NOT MUCH OF AN ENEMY:

Virtually Unstoppable (Eric Schnurer Dec. 23, 2015,US News)

The Islamic State  efforts to expand the territorial battlefield are signs not of its growing strength but rather that, currently, it is literally losing ground: Iraqi government forces are slowly whittling away the group's control of territory around Ramadi. As an analysis in The Atlantic concluded earlier this fall, the Islamic State group's "territory" really amounts only to "a tattered patchwork of infrastructure and cities," and both public and (less-disputed) private estimates show the group losing territory overall. Perhaps the most favorable assessment of its territorial status frames the would-be state as sacrificing ground in three major strongholds "that were hard for it to maintain" in return for "holdings in central Syria that will be much easier." No one seriously believes that such a "state" can survive military confrontation with global powers from Washington to Moscow and regional foes from Istanbul to Tehran.
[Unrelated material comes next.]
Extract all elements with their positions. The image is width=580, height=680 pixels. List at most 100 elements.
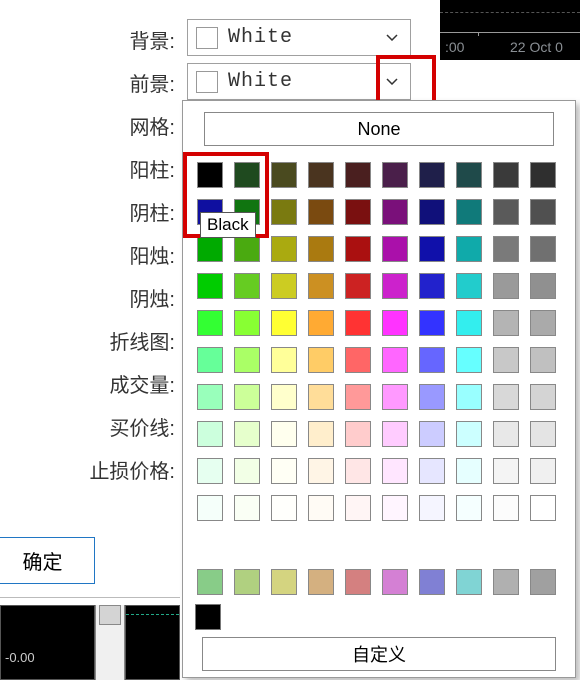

The Islamic State group's moves into Libya and, now, Afghanistan, thus can best be seen not as an enlargement of the Islamic State's geographical control but as a continuing territorial retreat to the failed states providing the only environments where it can survive.

Islamic State's caliphate shrinks by 14% in 2015 (Columb Strack, 12/21/15, IHS Jane's Intelligence Review)
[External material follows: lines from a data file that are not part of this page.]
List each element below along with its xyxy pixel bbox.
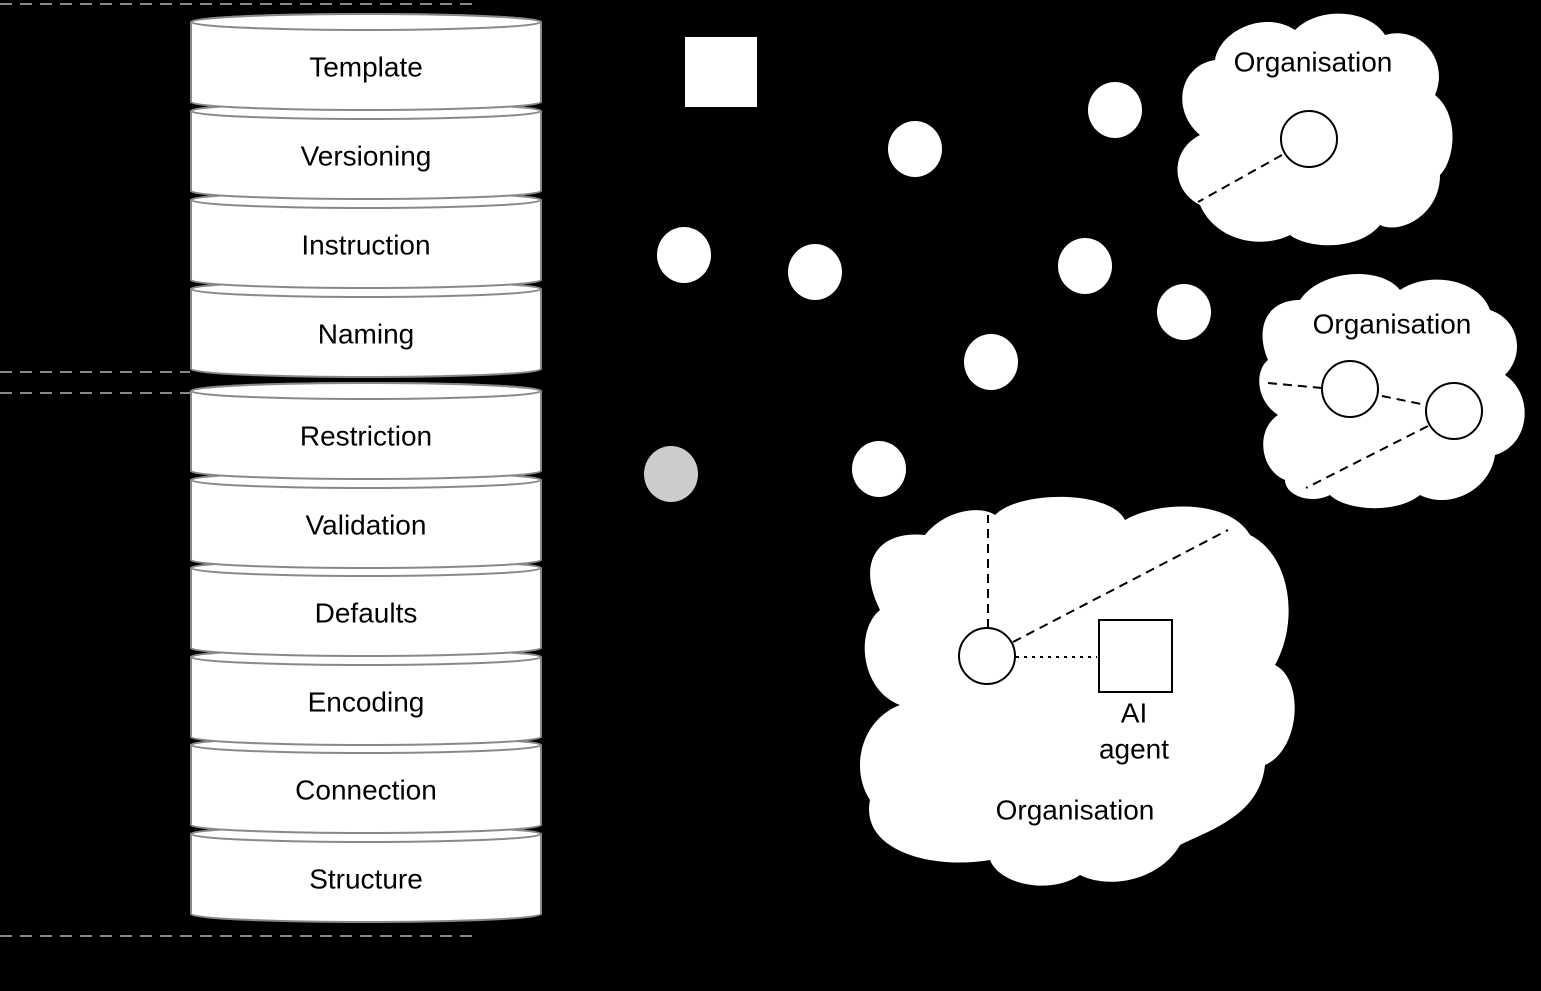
layer-label: Encoding xyxy=(308,686,425,717)
node xyxy=(1088,82,1142,138)
layer-label: Template xyxy=(309,51,423,82)
node xyxy=(788,244,842,300)
ai-agent-label-line2: agent xyxy=(1099,733,1169,764)
layer-validation: Validation xyxy=(190,471,542,569)
node xyxy=(657,227,711,283)
ai-agent-label-line1: AI xyxy=(1121,697,1147,728)
node xyxy=(888,121,942,177)
layer-defaults: Defaults xyxy=(190,559,542,657)
cloud-label: Organisation xyxy=(996,794,1155,825)
highlighted-node xyxy=(644,446,698,502)
layer-label: Restriction xyxy=(300,420,432,451)
layer-encoding: Encoding xyxy=(190,648,542,746)
layer-connection: Connection xyxy=(190,736,542,834)
layer-instruction: Instruction xyxy=(190,191,542,289)
organisation-cloud-1: Organisation xyxy=(1177,13,1453,246)
node xyxy=(1157,284,1211,340)
diagram-canvas: Structure Connection Encoding Defaults Valid… xyxy=(0,3,1525,937)
layer-top xyxy=(190,382,542,400)
layer-top xyxy=(190,13,542,31)
member-node xyxy=(958,627,1016,685)
protocol-layer-stack: Structure Connection Encoding Defaults Valid… xyxy=(190,13,542,923)
cloud-label: Organisation xyxy=(1313,308,1472,339)
layer-structure: Structure xyxy=(190,825,542,923)
node xyxy=(852,441,906,497)
member-node xyxy=(1280,110,1338,168)
layer-label: Connection xyxy=(295,774,437,805)
organisation-cloud-3: AI agent Organisation xyxy=(860,496,1295,886)
cloud-shape xyxy=(860,496,1295,886)
layer-label: Versioning xyxy=(301,140,432,171)
layer-versioning: Versioning xyxy=(190,102,542,200)
layer-label: Defaults xyxy=(315,597,418,628)
member-node xyxy=(1425,382,1483,440)
node xyxy=(964,334,1018,390)
legend-square-node xyxy=(685,37,757,107)
ai-agent-node xyxy=(1098,619,1173,693)
member-node xyxy=(1321,360,1379,418)
layer-label: Naming xyxy=(318,318,414,349)
layer-template: Template xyxy=(190,13,542,111)
layer-label: Instruction xyxy=(301,229,430,260)
layer-label: Validation xyxy=(306,509,427,540)
layer-label: Structure xyxy=(309,863,423,894)
cloud-label: Organisation xyxy=(1234,46,1393,77)
layer-naming: Naming xyxy=(190,280,542,378)
layer-restriction: Restriction xyxy=(190,382,542,480)
organisation-cloud-2: Organisation xyxy=(1259,273,1525,509)
node xyxy=(1058,238,1112,294)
The Islamic State's 'caliphate' shrunk by 12,800 km2 to 78,000 km2 between 1 January and 14 December 2015, a net loss of 14%, according to the latest estimates by the IHS Conflict Monitor team.

Losses in 2015 include large swathes of Syria's northern border with Turkey, including the Tal Abyad border crossing, which was the group's main access point to the Turkish border from their de-facto capital Raqqa. 

Other substantial losses in Iraq include the city of Tikrit, the fiercely contested Beiji refinery complex, and a stretch of the main highway between Raqqa and Mosul, complicating the transfer of goods and fighters between the two cities. [...]

Syria's Kurds are by far the biggest winners in 2015, expanding territory under their control by 186% to 15,800 km2. They have established control over nearly all of Syria's traditionally Kurdish areas, and are the largest component of the Syrian Democratic Forces (SDF), which are being nurtured to form a key part of the US ground campaign against the Islamic State in 2016.